Before the press begins the next death watch, we'd offer that legacy talk is always valid. Hyper updates (containing little actual information) around the clock as someone faces death don't seem valid. Using a person's condition to discuss a disease or condition, valid. Turning pre-mourning into a news story strikes as a cult of personality -- the kind of coverage papers engaged in during their "yellow journalism" days.
For all the coverage of Terry Schiavo, the autopsy report got little mention. Maybe that's what happens with a death watch. When the entire story is the death watch, driven by the death watch, the death itself becomes anti-climatic and is greeted with a shrug.
The recent over the top coverage of Terry Schiavo and now of the lead up to Pope John Paul II's death strike us as indulgent and sensationalism and it's hard for us to buy into an argument otherwise when one "death of the century" (Schiavo) becomes a brief mention or buried inside the paper (if noted at all) item when something as concrete as an autopsy report becomes available.

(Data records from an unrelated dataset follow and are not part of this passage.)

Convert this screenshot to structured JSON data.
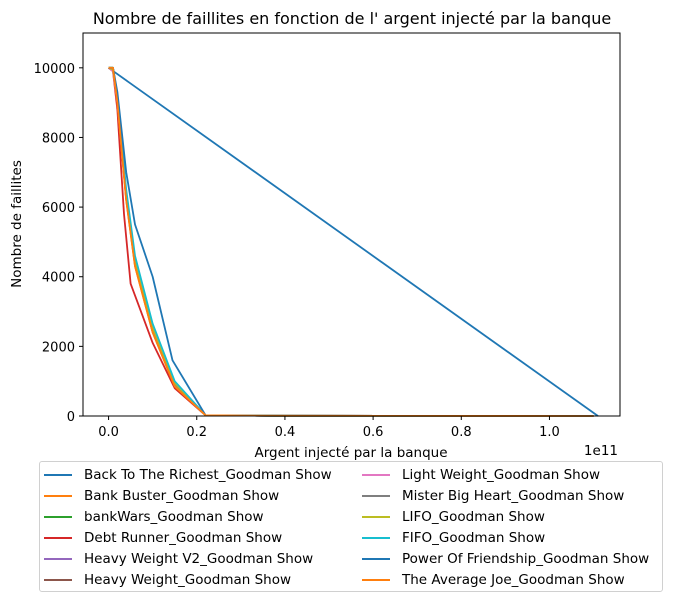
{
  "chart_data": {
    "type": "line",
    "title": "Nombre de faillites en fonction de l' argent injecté par la banque",
    "xlabel": "Argent injecté par la banque",
    "ylabel": "Nombre de faillites",
    "x_offset_text": "1e11",
    "x_ticks": [
      0.0,
      0.2,
      0.4,
      0.6,
      0.8,
      1.0
    ],
    "x_tick_labels": [
      "0.0",
      "0.2",
      "0.4",
      "0.6",
      "0.8",
      "1.0"
    ],
    "y_ticks": [
      0,
      2000,
      4000,
      6000,
      8000,
      10000
    ],
    "y_tick_labels": [
      "0",
      "2000",
      "4000",
      "6000",
      "8000",
      "10000"
    ],
    "xlim": [
      -0.058,
      1.16
    ],
    "ylim": [
      0,
      11000
    ],
    "grid": false,
    "legend_position": "below",
    "series": [
      {
        "name": "Back To The Richest_Goodman Show",
        "color": "#1f77b4",
        "x": [
          0.0,
          1.11
        ],
        "y": [
          10000,
          0
        ]
      },
      {
        "name": "Bank Buster_Goodman Show",
        "color": "#ff7f0e",
        "x": [
          0.0,
          0.01,
          0.02,
          0.04,
          0.06,
          0.1,
          0.15,
          0.22,
          0.4,
          0.8,
          1.1
        ],
        "y": [
          10000,
          10000,
          9000,
          6200,
          4300,
          2400,
          850,
          20,
          5,
          2,
          0
        ]
      },
      {
        "name": "bankWars_Goodman Show",
        "color": "#2ca02c",
        "x": [
          0.0,
          0.01,
          0.02,
          0.04,
          0.06,
          0.1,
          0.15,
          0.22,
          0.4,
          0.8,
          1.1
        ],
        "y": [
          10000,
          10000,
          9100,
          6300,
          4400,
          2450,
          900,
          20,
          5,
          2,
          0
        ]
      },
      {
        "name": "Debt Runner_Goodman Show",
        "color": "#d62728",
        "x": [
          0.0,
          0.01,
          0.02,
          0.035,
          0.05,
          0.1,
          0.15,
          0.22,
          0.4,
          0.8,
          1.1
        ],
        "y": [
          10000,
          9900,
          8800,
          5800,
          3800,
          2100,
          800,
          20,
          5,
          2,
          0
        ]
      },
      {
        "name": "Heavy Weight V2_Goodman Show",
        "color": "#9467bd",
        "x": [
          0.0,
          0.01,
          0.02,
          0.04,
          0.06,
          0.1,
          0.15,
          0.22,
          0.4,
          0.8,
          1.1
        ],
        "y": [
          10000,
          9950,
          9050,
          6250,
          4350,
          2420,
          880,
          20,
          5,
          2,
          0
        ]
      },
      {
        "name": "Heavy Weight_Goodman Show",
        "color": "#8c564b",
        "x": [
          0.0,
          0.01,
          0.02,
          0.04,
          0.06,
          0.1,
          0.15,
          0.22,
          0.4,
          0.8,
          1.1
        ],
        "y": [
          10000,
          9950,
          9050,
          6250,
          4350,
          2420,
          880,
          20,
          5,
          2,
          0
        ]
      },
      {
        "name": "Light Weight_Goodman Show",
        "color": "#e377c2",
        "x": [
          0.0,
          0.01,
          0.02,
          0.04,
          0.06,
          0.1,
          0.15,
          0.22,
          0.4,
          0.8,
          1.1
        ],
        "y": [
          10000,
          9900,
          9000,
          6300,
          4400,
          2500,
          900,
          20,
          5,
          2,
          0
        ]
      },
      {
        "name": "Mister Big Heart_Goodman Show",
        "color": "#7f7f7f",
        "x": [
          0.0,
          0.01,
          0.02,
          0.04,
          0.06,
          0.1,
          0.15,
          0.22,
          0.4,
          0.8,
          1.1
        ],
        "y": [
          10000,
          9950,
          9100,
          6350,
          4450,
          2500,
          920,
          20,
          5,
          2,
          0
        ]
      },
      {
        "name": "LIFO_Goodman Show",
        "color": "#bcbd22",
        "x": [
          0.0,
          0.01,
          0.02,
          0.04,
          0.06,
          0.1,
          0.15,
          0.22,
          0.4,
          0.8,
          1.1
        ],
        "y": [
          10000,
          9950,
          9150,
          6400,
          4500,
          2550,
          950,
          20,
          5,
          2,
          0
        ]
      },
      {
        "name": "FIFO_Goodman Show",
        "color": "#17becf",
        "x": [
          0.0,
          0.01,
          0.02,
          0.04,
          0.06,
          0.1,
          0.15,
          0.22,
          0.4,
          0.8,
          1.1
        ],
        "y": [
          10000,
          10000,
          9200,
          6500,
          4600,
          2650,
          1000,
          20,
          5,
          2,
          0
        ]
      },
      {
        "name": "Power Of Friendship_Goodman Show",
        "color": "#1f77b4",
        "x": [
          0.0,
          0.01,
          0.02,
          0.04,
          0.06,
          0.1,
          0.145,
          0.22,
          0.4,
          0.8,
          1.1
        ],
        "y": [
          10000,
          10000,
          9300,
          7000,
          5500,
          4000,
          1600,
          20,
          5,
          2,
          0
        ]
      },
      {
        "name": "The Average Joe_Goodman Show",
        "color": "#ff7f0e",
        "x": [
          0.0,
          0.01,
          0.02,
          0.04,
          0.06,
          0.1,
          0.15,
          0.22,
          0.4,
          0.8,
          1.1
        ],
        "y": [
          10000,
          10000,
          9000,
          6200,
          4300,
          2400,
          850,
          20,
          5,
          2,
          0
        ]
      }
    ]
  }
}
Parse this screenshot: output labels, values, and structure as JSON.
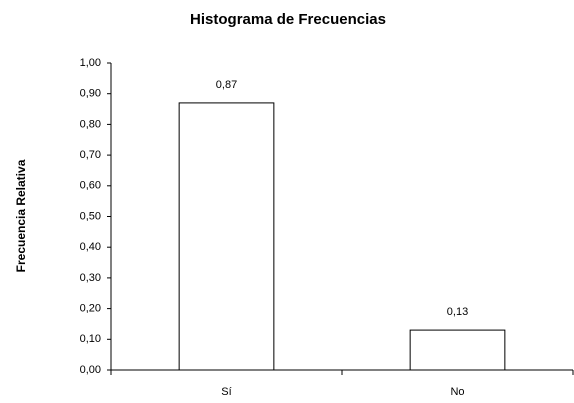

Before the next death watch is hyped, we'd suggest that the media and the public give serious thought as to what's being accomplished by them? The feeding frenzy pushes other topics to the side, topics that actually contain information as opposed to breathless bulletins that often seem to boil down to "nope, not dead yet." Are we enriched as a nation by all being on "the same page" regarding the death watch? Is the purpose of the press to provide easy "water cooler" talk? It apes that talk when it weighs in repeatedly with so little actual information.
C.I. wondered if perhaps we might need to start considering "living euglogies." If recent coverage is any indication of where we are headed press wise, we'd think that time might be coming.